In the UK, over three-quarters of a million people cannot speak English well enough to access cognitive behavioural therapy (CBT) in English. If they are to receive an equitable service, they need to be able to access (spoken language) interpreter-mediated therapy. This means that CBT therapists may need support, through training and supervision, to feel confident and positive about incorporating an interpreter into the therapeutic relationship. The requirement for CBT therapists to be able to work effectively with an interpreter is currently acknowledged in the new BABCP minimum training standards and core curriculum, which are recommended for adoption (BABCP, 2021). Understandably, therapists can feel anxious about working with a third person in the room, but when these anxieties are honestly addressed and explored, creative solutions can be found. Therapy is usually conducted in a dyad. A triadic relationship requires attention to the systems at play inside and outside of the therapy room. With careful preparation and planning, interpreter-mediated therapy can be an effective and positive experience for the patient. After an introductory section, the paper is divided into six implementation sections: preparing for interpreter-mediated therapy; meta communication; boundaries; managing three-way relationships; working with interpreters remotely; and support needs of interpreters. Using a case example approach, interpreter-mediated therapeutic situations, which illustrate challenges and solutions, and examples of good practice, are explored.

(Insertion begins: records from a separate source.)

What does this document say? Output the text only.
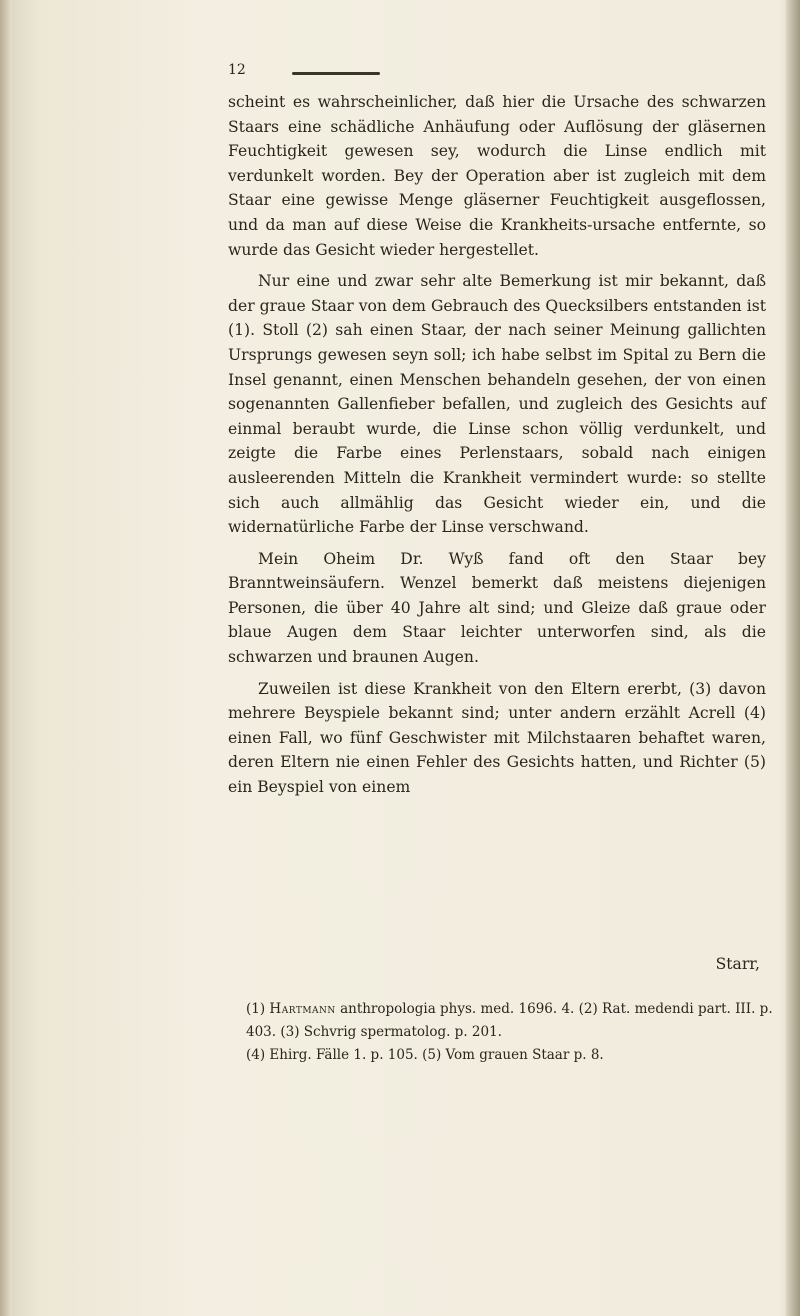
12

scheint es wahrscheinlicher, daß hier die Ursache des schwarzen Staars eine schädliche Anhäufung oder Auflösung der gläsernen Feuchtigkeit gewesen sey, wodurch die Linse endlich mit verdunkelt worden. Bey der Operation aber ist zugleich mit dem Staar eine gewisse Menge gläserner Feuchtigkeit ausgeflossen, und da man auf diese Weise die Krankheits-ursache entfernte, so wurde das Gesicht wieder hergestellet.

Nur eine und zwar sehr alte Bemerkung ist mir bekannt, daß der graue Staar von dem Gebrauch des Quecksilbers entstanden ist (1). Stoll (2) sah einen Staar, der nach seiner Meinung gallichten Ursprungs gewesen seyn soll; ich habe selbst im Spital zu Bern die Insel genannt, einen Menschen behandeln gesehen, der von einen sogenannten Gallenfieber befallen, und zugleich des Gesichts auf einmal beraubt wurde, die Linse schon völlig verdunkelt, und zeigte die Farbe eines Perlenstaars, sobald nach einigen ausleerenden Mitteln die Krankheit vermindert wurde: so stellte sich auch allmählig das Gesicht wieder ein, und die widernatürliche Farbe der Linse verschwand.

Mein Oheim Dr. Wyß fand oft den Staar bey Branntweinsäufern. Wenzel bemerkt daß meistens diejenigen Personen, die über 40 Jahre alt sind; und Gleize daß graue oder blaue Augen dem Staar leichter unterworfen sind, als die schwarzen und braunen Augen.

Zuweilen ist diese Krankheit von den Eltern ererbt, (3) davon mehrere Beyspiele bekannt sind; unter andern erzählt Acrell (4) einen Fall, wo fünf Geschwister mit Milchstaaren behaftet waren, deren Eltern nie einen Fehler des Gesichts hatten, und Richter (5) ein Beyspiel von einem

Starr,

(1) Hartmann anthropologia phys. med. 1696. 4. (2) Rat. medendi part. III. p. 403. (3) Schvrig spermatolog. p. 201.

(4) Ehirg. Fälle 1. p. 105. (5) Vom grauen Staar p. 8.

The paper offers practical guidance and illustrations which can form the basis of a training programme which teaches CBT therapists how to form a collaborative working relationship with an interpreter, how a therapist can stay active and maintain their clinical authority in a session in which they do not understand what is being said, and how CBT therapists can ensure that the therapy session remains safe and effective for all three of the participants in the interpreter-mediated encounter.
Key learning aims
(1)
To help CBT therapists feel more confident and positive about working with spoken language interpreters.
(2)
To prepare CBT therapists to create a more accessible service for those patients who do not speak sufficient English to engage in therapy without support.
(3)
To provide CBT therapists with key principles for managing the pulls and pushes in a triadic relationship when you do not understand the language(s) spoken in the room.